また、今回の五輪は面積約120ヘクタールの「バハ・オリンピック・パーク」という三角形の半島部分に9つの競技場が集中しています。そこに前述の仮設建築もあるんです。

 

五輪終了後は、そうした仮設建築は本来の用途のために解体撤去されます。そしてその跡地は、一部が公園となり、残りの部分は民間企業による開発がもう決まっているとのこと。

 

既存利用も建設費を無駄なく使うことも、ブラジルという国の今の状況を思えば、その点でも納得がいくものです。しかしそういう視点でなく、持続可能性という地球環境における大きな見方でも、非常に規模の大きい五輪という祭典だけに、なおさらその意義は大きいですね。

 

このような移転、改造、用途変更などを可能にする今回の五輪施設を、リオ市長は「遊牧民のような建築」と呼んだそうです。ノマドですね。
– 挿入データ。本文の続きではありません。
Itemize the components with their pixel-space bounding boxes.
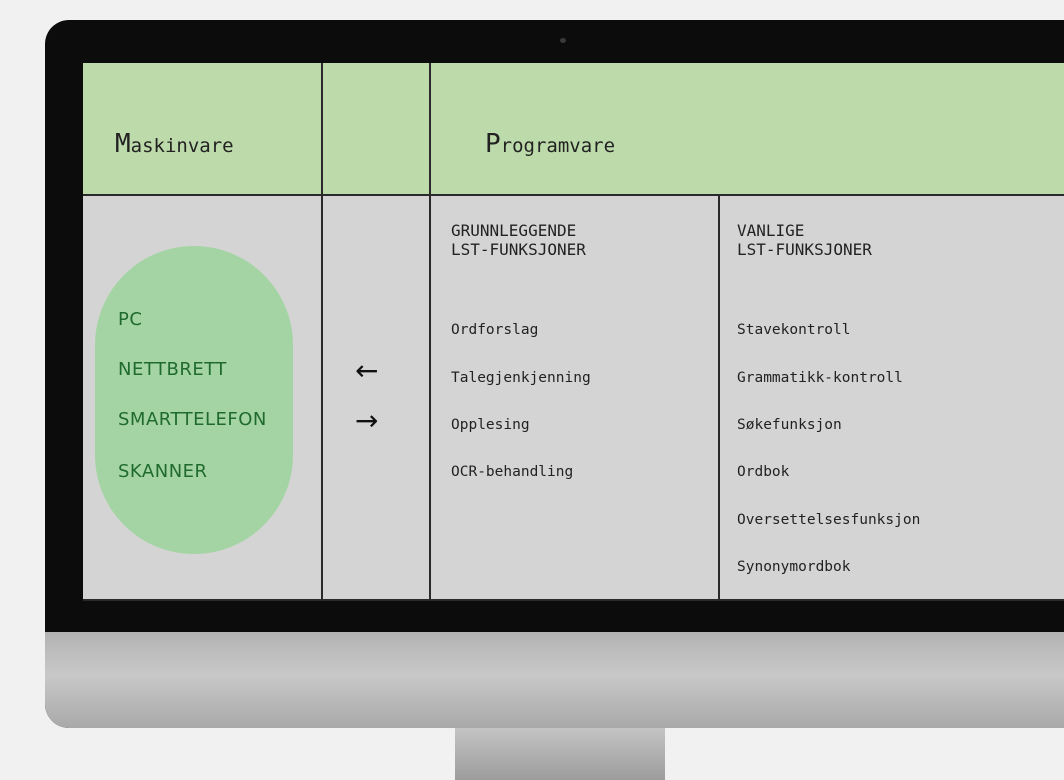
- hardware-item: SMARTTELEFON: [118, 409, 267, 430]
- monitor-stand: [455, 728, 665, 780]
- divider-arrows: [429, 63, 431, 601]
- camera-dot: [560, 38, 566, 43]
- hardware-header: Maskinvare: [115, 129, 234, 159]
- common-functions-heading: VANLIGE LST-FUNKSJONER: [737, 221, 872, 259]
- hardware-item: NETTBRETT: [118, 359, 227, 380]
- header-divider: [83, 194, 1064, 196]
- hardware-bubble: [95, 246, 293, 554]
- common-function-item: Søkefunksjon: [737, 417, 842, 433]
- arrow-right-icon: →: [355, 404, 379, 437]
- arrow-left-icon: ←: [355, 354, 379, 387]
- table-bottom-border: [83, 599, 1064, 601]
- common-function-item: Synonymordbok: [737, 559, 851, 575]
- common-function-item: Stavekontroll: [737, 322, 851, 338]
- common-function-item: Ordbok: [737, 464, 790, 480]
- hardware-item: SKANNER: [118, 461, 208, 482]
- divider-hardware: [321, 63, 323, 601]
- common-function-item: Grammatikk-kontroll: [737, 370, 903, 386]
- basic-function-item: Talegjenkjenning: [451, 370, 591, 386]
- screen-table: Maskinvare Programvare PC NETTBRETT SMAR…: [83, 63, 1064, 601]
- monitor-chin: [45, 632, 1064, 728]
- hardware-item: PC: [118, 309, 143, 330]
- software-header: Programvare: [485, 129, 616, 159]
- common-function-item: Oversettelsesfunksjon: [737, 512, 921, 528]
- basic-function-item: OCR-behandling: [451, 464, 574, 480]
- basic-functions-heading: GRUNNLEGGENDE LST-FUNKSJONER: [451, 221, 586, 259]
- monitor: Maskinvare Programvare PC NETTBRETT SMAR…: [45, 20, 1064, 728]
- basic-function-item: Opplesing: [451, 417, 530, 433]
- basic-function-item: Ordforslag: [451, 322, 539, 338]
- divider-software-columns: [718, 195, 720, 601]
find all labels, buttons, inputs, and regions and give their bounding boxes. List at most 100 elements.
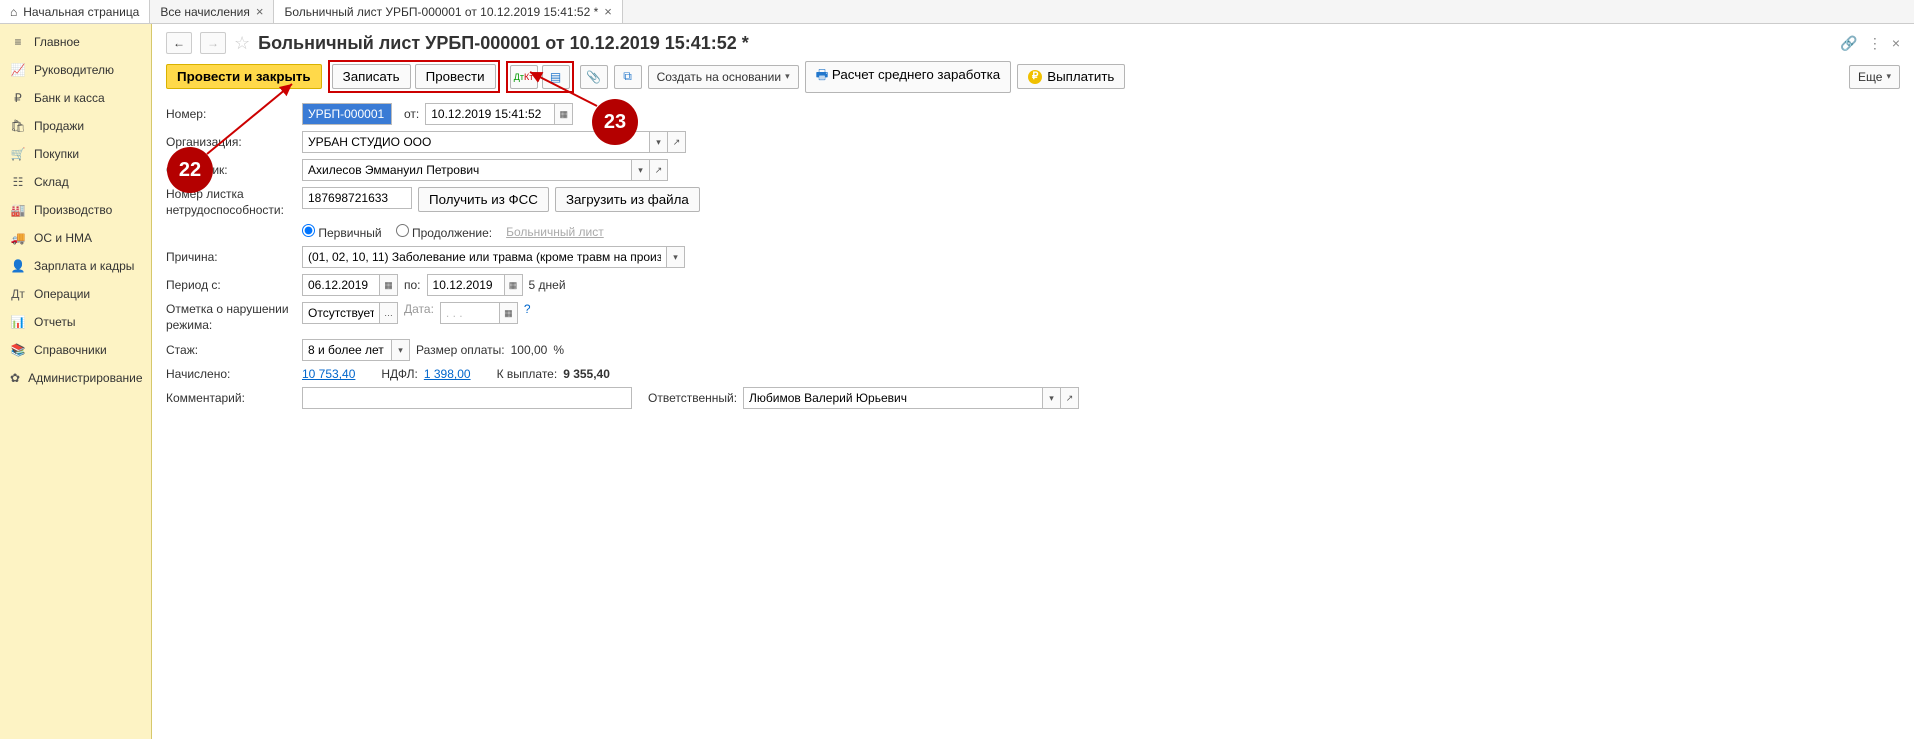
- bars-icon: 📊: [10, 315, 26, 329]
- ruble-badge-icon: ₽: [1028, 70, 1042, 84]
- chevron-down-icon[interactable]: ▾: [632, 159, 650, 181]
- label-accrued: Начислено:: [166, 367, 296, 381]
- post-close-button[interactable]: Провести и закрыть: [166, 64, 322, 89]
- sidebar-item-label: Зарплата и кадры: [34, 259, 134, 273]
- books-icon: 📚: [10, 343, 26, 357]
- sidebar-item-purchases[interactable]: 🛒Покупки: [0, 140, 151, 168]
- help-icon[interactable]: ?: [524, 302, 531, 316]
- days-count: 5 дней: [529, 278, 566, 292]
- label-violation-date: Дата:: [404, 302, 434, 316]
- sidebar-item-warehouse[interactable]: ☷ Склад: [0, 168, 151, 196]
- chevron-down-icon[interactable]: ▾: [667, 246, 685, 268]
- sidebar-item-label: Банк и касса: [34, 91, 105, 105]
- post-button[interactable]: Провести: [415, 64, 496, 89]
- employee-field[interactable]: ▾ ↗: [302, 159, 668, 181]
- factory-icon: 🏭: [10, 203, 26, 217]
- create-based-button[interactable]: Создать на основании: [648, 65, 799, 89]
- calendar-icon[interactable]: ▦: [380, 274, 398, 296]
- calendar-icon[interactable]: ▦: [555, 103, 573, 125]
- violation-date-field[interactable]: ▦: [440, 302, 518, 324]
- accrued-link[interactable]: 10 753,40: [302, 367, 355, 381]
- close-icon[interactable]: ×: [1892, 35, 1900, 51]
- sidebar-item-label: Администрирование: [28, 371, 142, 385]
- sidebar-item-label: Руководителю: [34, 63, 114, 77]
- close-icon[interactable]: ×: [256, 4, 264, 19]
- disability-no-field[interactable]: [302, 187, 412, 209]
- sidebar: ≡Главное 📈Руководителю ₽Банк и касса 🛍Пр…: [0, 24, 152, 739]
- sidebar-item-bank[interactable]: ₽Банк и касса: [0, 84, 151, 112]
- sidebar-item-admin[interactable]: ✿ Администрирование: [0, 364, 151, 392]
- chevron-down-icon[interactable]: ▾: [1043, 387, 1061, 409]
- radio-continuation[interactable]: Продолжение:: [396, 224, 493, 240]
- tab-document[interactable]: Больничный лист УРБП-000001 от 10.12.201…: [274, 0, 622, 23]
- ellipsis-icon[interactable]: …: [380, 302, 398, 324]
- to-pay-value: 9 355,40: [563, 367, 610, 381]
- date-field[interactable]: ▦: [425, 103, 573, 125]
- sidebar-item-assets[interactable]: 🚚ОС и НМА: [0, 224, 151, 252]
- sidebar-item-label: Главное: [34, 35, 80, 49]
- sidebar-item-catalogs[interactable]: 📚 Справочники: [0, 336, 151, 364]
- reason-field[interactable]: ▾: [302, 246, 685, 268]
- radio-primary[interactable]: Первичный: [302, 224, 382, 240]
- sidebar-item-reports[interactable]: 📊Отчеты: [0, 308, 151, 336]
- sidebar-item-production[interactable]: 🏭Производство: [0, 196, 151, 224]
- bag-icon: 🛍: [10, 119, 26, 133]
- tab-label: Все начисления: [160, 5, 250, 19]
- number-field[interactable]: [302, 103, 392, 125]
- annotation-box-22: Записать Провести: [328, 60, 500, 93]
- load-file-button[interactable]: Загрузить из файла: [555, 187, 700, 212]
- open-icon[interactable]: ↗: [650, 159, 668, 181]
- sidebar-item-hr[interactable]: 👤Зарплата и кадры: [0, 252, 151, 280]
- responsible-field[interactable]: ▾ ↗: [743, 387, 1079, 409]
- experience-field[interactable]: ▾: [302, 339, 410, 361]
- label-comment: Комментарий:: [166, 391, 296, 405]
- chevron-down-icon[interactable]: ▾: [650, 131, 668, 153]
- attach-icon-button[interactable]: 📎: [580, 65, 608, 89]
- close-icon[interactable]: ×: [604, 4, 612, 19]
- content: ← → ☆ Больничный лист УРБП-000001 от 10.…: [152, 24, 1914, 739]
- star-icon[interactable]: ☆: [234, 33, 250, 54]
- annotation-22: 22: [167, 147, 213, 193]
- tab-home[interactable]: ⌂ Начальная страница: [0, 0, 150, 23]
- sidebar-item-main[interactable]: ≡Главное: [0, 28, 151, 56]
- comment-field[interactable]: [302, 387, 632, 409]
- sidebar-item-label: Операции: [34, 287, 90, 301]
- calendar-icon[interactable]: ▦: [505, 274, 523, 296]
- sidebar-item-label: Справочники: [34, 343, 107, 357]
- period-to-field[interactable]: ▦: [427, 274, 523, 296]
- pay-button[interactable]: ₽Выплатить: [1017, 64, 1125, 89]
- list-icon-button[interactable]: ▤: [542, 65, 570, 89]
- ndfl-link[interactable]: 1 398,00: [424, 367, 471, 381]
- calendar-icon[interactable]: ▦: [500, 302, 518, 324]
- link-icon[interactable]: 🔗: [1840, 35, 1857, 52]
- forward-button[interactable]: →: [200, 32, 226, 54]
- more-icon[interactable]: ⋮: [1868, 35, 1882, 52]
- sidebar-item-label: Склад: [34, 175, 69, 189]
- gear-icon: ✿: [10, 371, 20, 385]
- open-icon[interactable]: ↗: [668, 131, 686, 153]
- label-ndfl: НДФЛ:: [381, 367, 417, 381]
- chevron-down-icon[interactable]: ▾: [392, 339, 410, 361]
- label-period-from: Период с:: [166, 278, 296, 292]
- page-title: Больничный лист УРБП-000001 от 10.12.201…: [258, 33, 749, 54]
- annotation-box-23: ДтКт ▤: [506, 61, 574, 93]
- percent-sign: %: [553, 343, 564, 357]
- violation-field[interactable]: …: [302, 302, 398, 324]
- titlebar: ← → ☆ Больничный лист УРБП-000001 от 10.…: [166, 32, 1900, 54]
- structure-icon-button[interactable]: ⧉: [614, 65, 642, 89]
- avg-calc-button[interactable]: 🖶 Расчет среднего заработка: [805, 61, 1012, 93]
- toolbar: Провести и закрыть Записать Провести ДтК…: [166, 60, 1900, 93]
- tab-home-label: Начальная страница: [23, 5, 139, 19]
- tab-all-accruals[interactable]: Все начисления ×: [150, 0, 274, 23]
- back-button[interactable]: ←: [166, 32, 192, 54]
- dtkt-icon-button[interactable]: ДтКт: [510, 65, 538, 89]
- open-icon[interactable]: ↗: [1061, 387, 1079, 409]
- get-fss-button[interactable]: Получить из ФСС: [418, 187, 549, 212]
- period-from-field[interactable]: ▦: [302, 274, 398, 296]
- save-button[interactable]: Записать: [332, 64, 411, 89]
- sidebar-item-sales[interactable]: 🛍Продажи: [0, 112, 151, 140]
- sidebar-item-manager[interactable]: 📈Руководителю: [0, 56, 151, 84]
- grid-icon: ☷: [10, 175, 26, 189]
- sidebar-item-operations[interactable]: ДтОперации: [0, 280, 151, 308]
- more-button[interactable]: Еще: [1849, 65, 1900, 89]
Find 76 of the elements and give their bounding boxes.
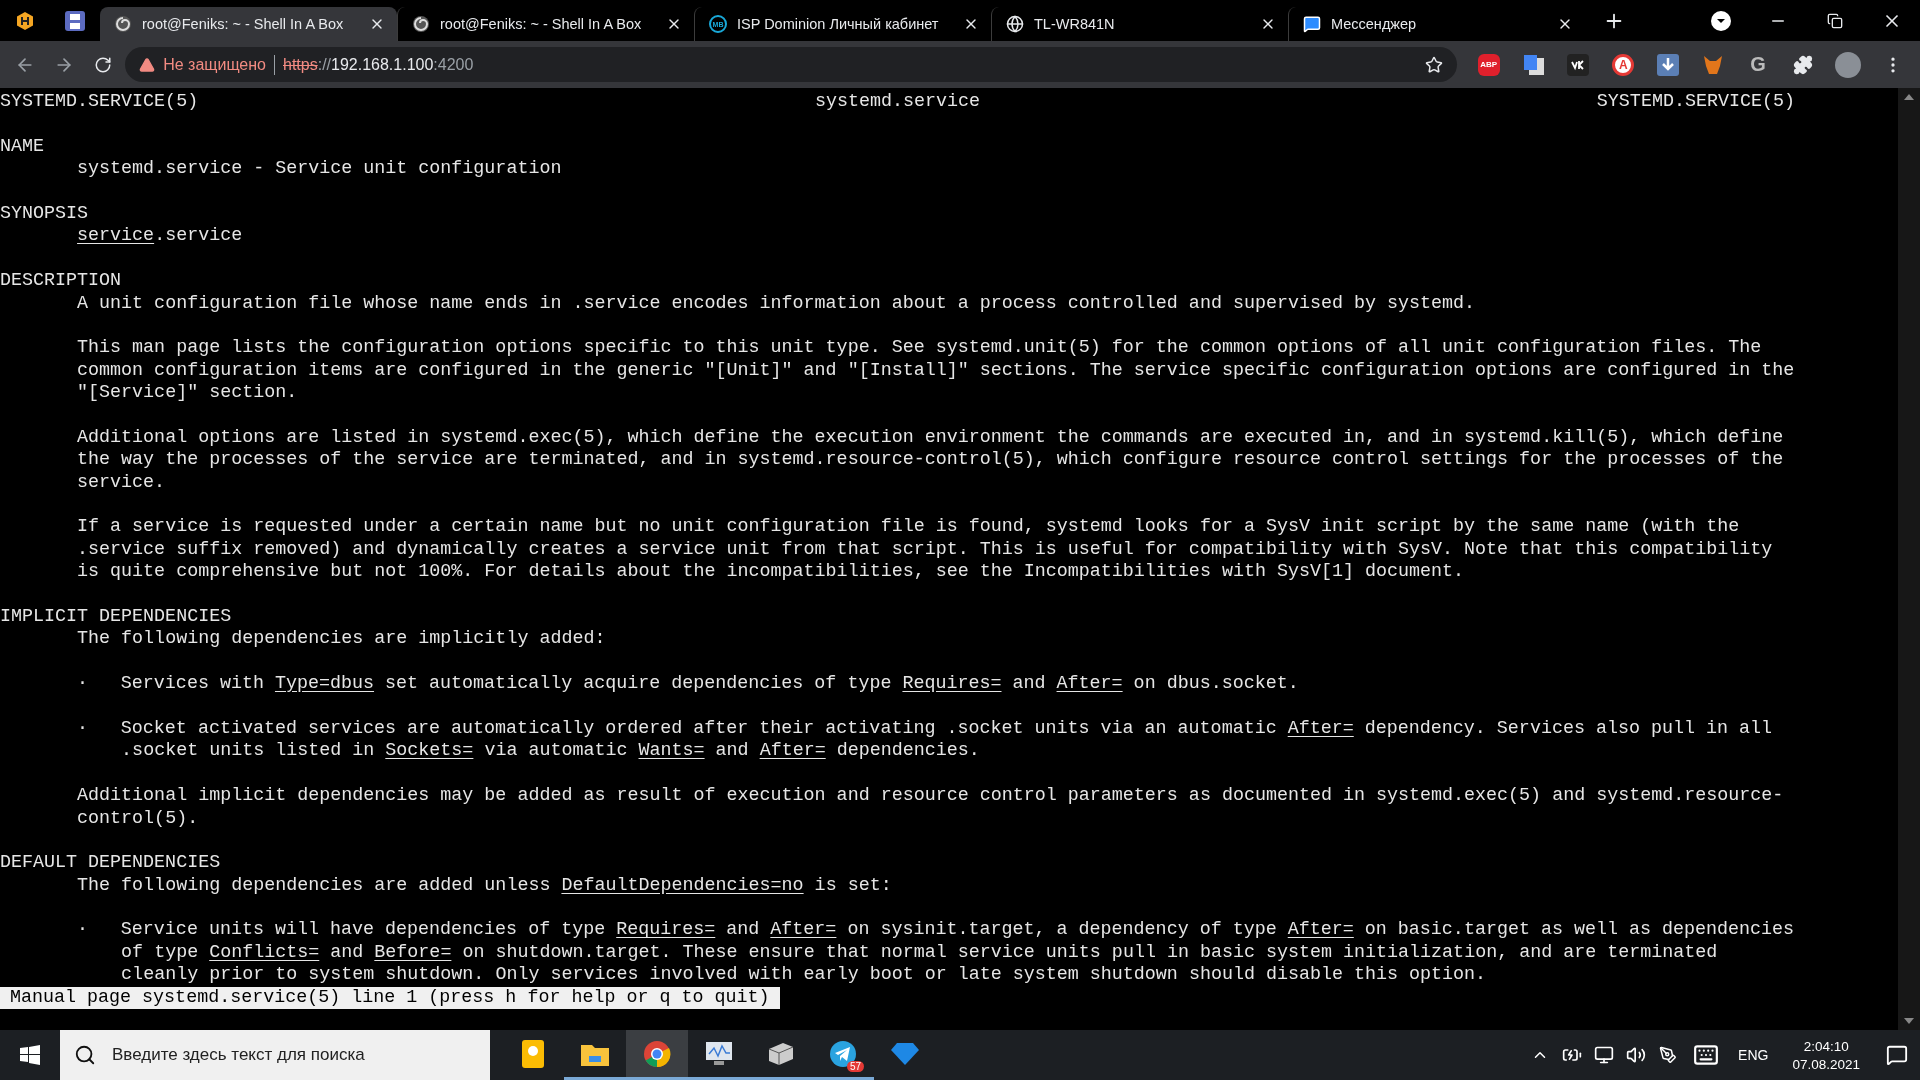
man-page-line: .socket units listed in Sockets= via automatic Wants= and After= dependencies.: [121, 740, 980, 763]
monitor-chart-icon[interactable]: [705, 1040, 733, 1067]
server-box-icon[interactable]: [767, 1040, 795, 1067]
man-page-header: SYSTEMD.SERVICE(5): [0, 91, 199, 114]
section-heading: NAME: [0, 135, 45, 159]
diamond-icon[interactable]: [891, 1041, 919, 1066]
swirl-icon: [114, 15, 132, 33]
windows-logo-icon[interactable]: [20, 1045, 40, 1065]
network-icon[interactable]: [1594, 1045, 1615, 1065]
section-heading: IMPLICIT DEPENDENCIES: [0, 606, 232, 629]
man-page-line: Socket activated services are automatically ordered after their activating .socket units via an automatic After= dependency. Services also pull in all: [120, 717, 1773, 741]
search-icon: [74, 1044, 96, 1066]
man-page-line: of type Conflicts= and Before= on shutdown.target. These ensure that normal service units pull in basic system initialization, and are terminated: [121, 941, 1718, 965]
warning-icon: [139, 56, 156, 73]
man-page-line: control(5).: [77, 807, 199, 830]
section-heading: DESCRIPTION: [0, 270, 122, 293]
man-page-line: The following dependencies are implicitly added:: [77, 628, 606, 651]
browser-tab[interactable]: root@Feniks: ~ - Shell In A Box: [100, 7, 397, 41]
keyboard-icon[interactable]: [1693, 1042, 1720, 1068]
man-page-line: service.service: [77, 225, 243, 248]
hexagon-icon[interactable]: [16, 10, 34, 31]
clock[interactable]: 2:04:10 07.08.2021: [1778, 1038, 1874, 1072]
globe-icon: [1006, 15, 1024, 33]
section-heading: DEFAULT DEPENDENCIES: [0, 852, 221, 875]
man-page-line: the way the processes of the service are terminated, and in systemd.resource-control(5), which configure resource control settings for the processes of the: [77, 449, 1784, 472]
man-page-line: Additional implicit dependencies may be added as result of execution and resource control parameters as documented in systemd.exec(5) and systemd.resource-: [77, 785, 1784, 808]
man-page-line: service.: [77, 471, 166, 495]
man-page-line: Services with Type=dbus set automatically acquire dependencies of type Requires= and After= on dbus.socket.: [120, 673, 1299, 696]
taskbar-app[interactable]: 57: [812, 1030, 874, 1080]
man-page-line: "[Service]" section.: [77, 382, 298, 405]
vk-logo-icon[interactable]: [1567, 53, 1590, 76]
bullet-mark: ·: [77, 673, 89, 696]
chat-bubble-icon: [1303, 15, 1321, 33]
extensions-icon[interactable]: [1792, 54, 1813, 75]
address-bar[interactable]: Не защищено https://192.168.1.100:4200: [125, 47, 1458, 82]
translate-icon[interactable]: [1522, 53, 1545, 76]
url-text: https://192.168.1.100:4200: [283, 55, 475, 74]
bullet-mark: ·: [77, 717, 89, 741]
reload-icon[interactable]: [93, 55, 112, 74]
tab-search-icon[interactable]: [1710, 10, 1731, 31]
restore-icon[interactable]: [1826, 12, 1843, 29]
section-heading: SYNOPSIS: [0, 202, 89, 226]
profile-avatar[interactable]: [1834, 51, 1861, 78]
man-page-line: Additional options are listed in systemd.exec(5), which define the execution environment the commands are executed in, and in systemd.kill(5), which define: [77, 426, 1784, 450]
man-page-title: systemd.service: [814, 91, 981, 114]
man-page-header: SYSTEMD.SERVICE(5): [1596, 91, 1795, 114]
unread-badge: 57: [846, 1061, 864, 1072]
bookmark-star-icon[interactable]: [1425, 55, 1444, 74]
bullet-mark: ·: [77, 919, 89, 942]
man-page-line: common configuration items are configured in the generic "[Unit]" and "[Install]" sections. The service specific configuration options are configured in the: [77, 359, 1795, 383]
swirl-icon: [412, 15, 430, 33]
man-page-line: cleanly prior to system shutdown. Only services involved with early boot or late system shutdown should disable this option.: [121, 964, 1487, 987]
download-icon[interactable]: [1657, 53, 1680, 76]
man-page-line: systemd.service - Service unit configuration: [77, 158, 562, 181]
taskbar-app[interactable]: [626, 1030, 688, 1080]
man-page-line: The following dependencies are added unless DefaultDependencies=no is set:: [77, 874, 892, 898]
chrome-icon[interactable]: [643, 1039, 671, 1068]
volume-icon[interactable]: [1626, 1045, 1647, 1065]
note-icon[interactable]: [522, 1039, 544, 1068]
man-page-line: is quite comprehensive but not 100%. For details about the incompatibilities, see the Incompatibilities with SysV[1] document.: [77, 561, 1465, 584]
taskbar-search-field[interactable]: Введите здесь текст для поиска: [60, 1030, 490, 1080]
scrollbar[interactable]: [1898, 88, 1920, 1030]
man-page-line: This man page lists the configuration options specific to this unit type. See systemd.unit(5) for the common options of all unit configuration files. The: [77, 337, 1762, 360]
man-page-line: Service units will have dependencies of type Requires= and After= on sysinit.target, a dependency of type After= on basic.target as well as dependencies: [120, 919, 1795, 942]
letter-a-extension[interactable]: A: [1612, 53, 1635, 76]
man-page-line: If a service is requested under a certain name but no unit configuration file is found, systemd looks for a SysV init script by the same name (with the: [77, 516, 1740, 539]
notifications-icon[interactable]: [1886, 1044, 1908, 1066]
pen-icon[interactable]: [1659, 1046, 1678, 1064]
man-page-line: A unit configuration file whose name ends in .service encodes information about a process controlled and supervised by systemd.: [77, 292, 1476, 315]
fox-head-icon[interactable]: [1702, 53, 1725, 76]
language-indicator[interactable]: ENG: [1728, 1047, 1779, 1063]
search-placeholder: Введите здесь текст для поиска: [112, 1045, 365, 1065]
security-label[interactable]: Не защищено: [163, 55, 266, 74]
man-page-line: .service suffix removed) and dynamically creates a service unit from that script. This is useful for compatibility with SysV. Note that this compatibility: [77, 538, 1773, 562]
letter-g-extension[interactable]: G: [1750, 53, 1766, 76]
stop-sign-extension[interactable]: ABP: [1477, 53, 1500, 76]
それも上手い言い方ですが、私は大和言葉の「かりそめ」という言葉を思い浮かべました。

 

4年に一度のオリンピック。その「祭」そのものが「仮初め」だとも言えるでしょう。ほんの一時、晴れの舞台として忽然と現れるもの。そしてそこに生まれる建築物たちも仮初めの役目をもち、祭りのあとにこそ本来の自分に生まれ変わる。

 

五輪とは国の威信を競うものではない。この21世紀、ようやくオリンピックの意味合いに相応しい建築のあり方へと戻ってきたような、そんな気がしている私です。

 

※明日12日から16日までは、ブログもお盆休みをいただきます。どうぞよろしくお願いいたします。